Hubbard arrived in North Alabama from Virginia shortly after the War of 1812, where he served as a Quartermaster in the army. He described the land in idyllic fashion. He studied law and became a commercial force in the State. He bought and sold land, dabbled in slavery and cotton, but eventually became a leading Southern industrialist. Hubbard developed the first railroad in the South, a line that eventually bypassed the beautiful though dangerous Muscle Shoals region of the Tennessee River. He served in the State legislature and for a couple of terms in the United States House of Representatives. After Alabama seceded in 1861, he was elected to the Confederate Congress and then was appointed as Confederate States Commissioner of Indian Affairs. One of his sons died in battle during the War.

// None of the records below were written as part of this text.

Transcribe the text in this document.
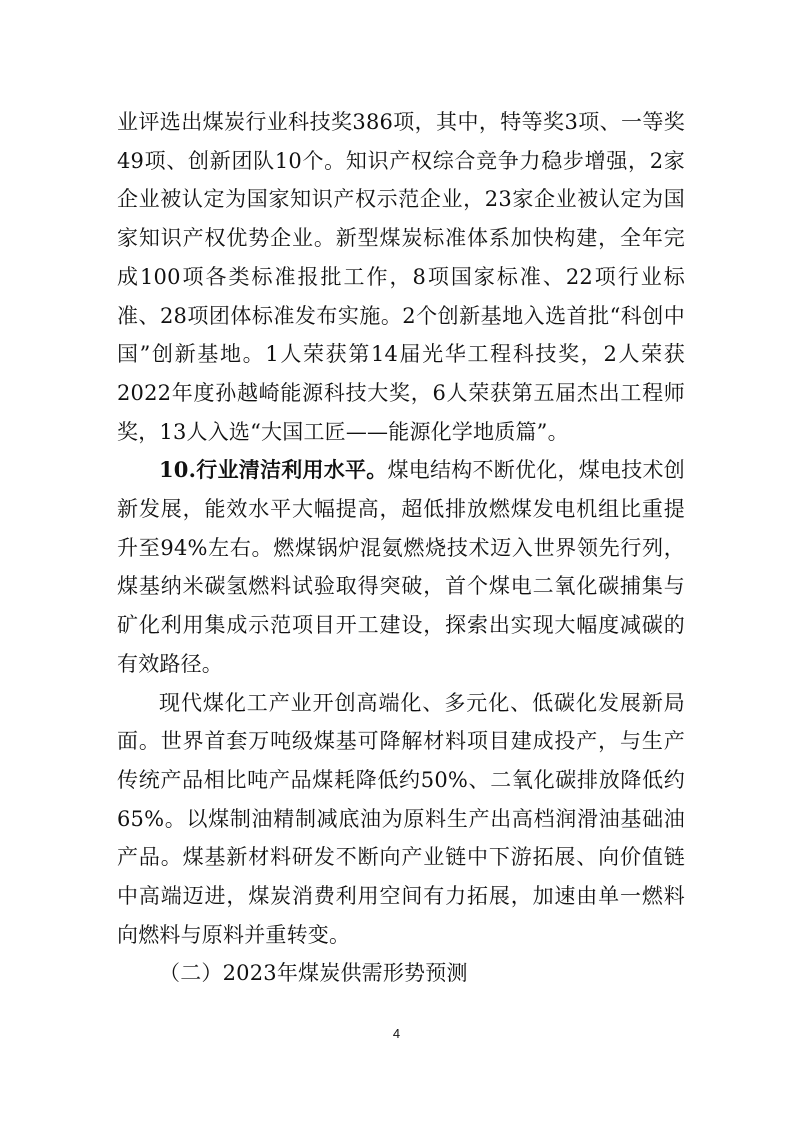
业评选出煤炭行业科技奖386项，其中，特等奖3项、一等奖49项、创新团队10个。知识产权综合竞争力稳步增强，2家企业被认定为国家知识产权示范企业，23家企业被认定为国家知识产权优势企业。新型煤炭标准体系加快构建，全年完成100项各类标准报批工作，8项国家标准、22项行业标准、28项团体标准发布实施。2个创新基地入选首批“科创中国”创新基地。1人荣获第14届光华工程科技奖，2人荣获2022年度孙越崎能源科技大奖，6人荣获第五届杰出工程师奖，13人入选“大国工匠——能源化学地质篇”。

10.行业清洁利用水平。煤电结构不断优化，煤电技术创新发展，能效水平大幅提高，超低排放燃煤发电机组比重提升至94%左右。燃煤锅炉混氨燃烧技术迈入世界领先行列，煤基纳米碳氢燃料试验取得突破，首个煤电二氧化碳捕集与矿化利用集成示范项目开工建设，探索出实现大幅度减碳的有效路径。

现代煤化工产业开创高端化、多元化、低碳化发展新局面。世界首套万吨级煤基可降解材料项目建成投产，与生产传统产品相比吨产品煤耗降低约50%、二氧化碳排放降低约65%。以煤制油精制减底油为原料生产出高档润滑油基础油产品。煤基新材料研发不断向产业链中下游拓展、向价值链中高端迈进，煤炭消费利用空间有力拓展，加速由单一燃料向燃料与原料并重转变。

（二）2023年煤炭供需形势预测

4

McIlwain argues that historians have neglected Hubbard because he never fit the stereotypical Southern fire-eater, but no one did more to stoke the flames of secession in North Alabama than Hubbard. His support for industry might lead to the assumption that Hubbard was one of the fledgling Southern Whigs. In fact, Hubbard always considered himself to be a “Jacksonian” Democrat. He broke with Jackson during the Nullification Crisis in 1832, but though he never adopted every page of its economic agenda, he never abandoned the Democratic Party.
McIlwain presents a solid political and economic biography of an important but neglected Southern figure. Traditional subjects like these used to be fertile fields for graduate students looking for dissertation topics. No longer. But McIlwain is an attorney, not an historian, which perhaps speaks volumes about the modern historical profession. We have to rely on the “amateurs” to do the work of the professionals.
The South’s Forgotten Fire Eater is not a “Lost Cause” polemic nor a hagiographic defense of Hubbard, but McIlwain attempts to objectively understand Hubbard and his positions without filtering them through presentist lenses. That alone made the book a worthwhile purchase.
“… without filtering them through presentist lenses. That alone made the book a worthwhile purchase.”
That alone should make it the book “Book of the year!”
Yesterday I finished David McCullough’s book, “The Pioneers.” I enjoyed it, but probably it was just the first half or two thirds of it that I liked. The majority of the book takes place in Ohio; the settling there in the early 19th century beginning at Marietta near the Ohio River. McCullough mentioned how those responsible for the settling in Ohio fought very hard to ensure that slavery would not get a foot in Ohio. The fight for a “free” Ohio, particularly, according to McCullough’s book, was against Jefferson. McCullough brings up a story of a few of the prominent Ohio settlers meeting the widow Martha Washington. Supposedly, in this meeting with the Ohio men, Mrs. Washington said of Jefferson: “…one of the most detestable of mankind…the greatest misfortune our country had ever experienced.”
I easily noticed that McCullough made sure in his book that the reader learned, that perhaps first and foremost in these Ohio mens’ minds, was that slavery would not spread to Ohio. In the last eleven pages of McCullough’s book, I counted at least 10 times McCullough pointing out how anti slavery these early 19th century Ohio players were.
I won’t deny that that was true of those Ohio settlers, I don’t know for certain, but their supposed super strong anti slavery view just came across to me as pretty smug and self righteous, knowing the north had as much to do with that institution and probably more.
And, it made me wonder about McCullough. I think he was born and raised in the north, Pennsylvania I believe. His views probably leaned northward, and of course I realize he narrated Ken Burns “The Civil War.” I just wonder if doing that turned him more against the South, if he had been turned against the South some already.
The book you reviewed sounds interesting, Mr. McClanahan, thank you.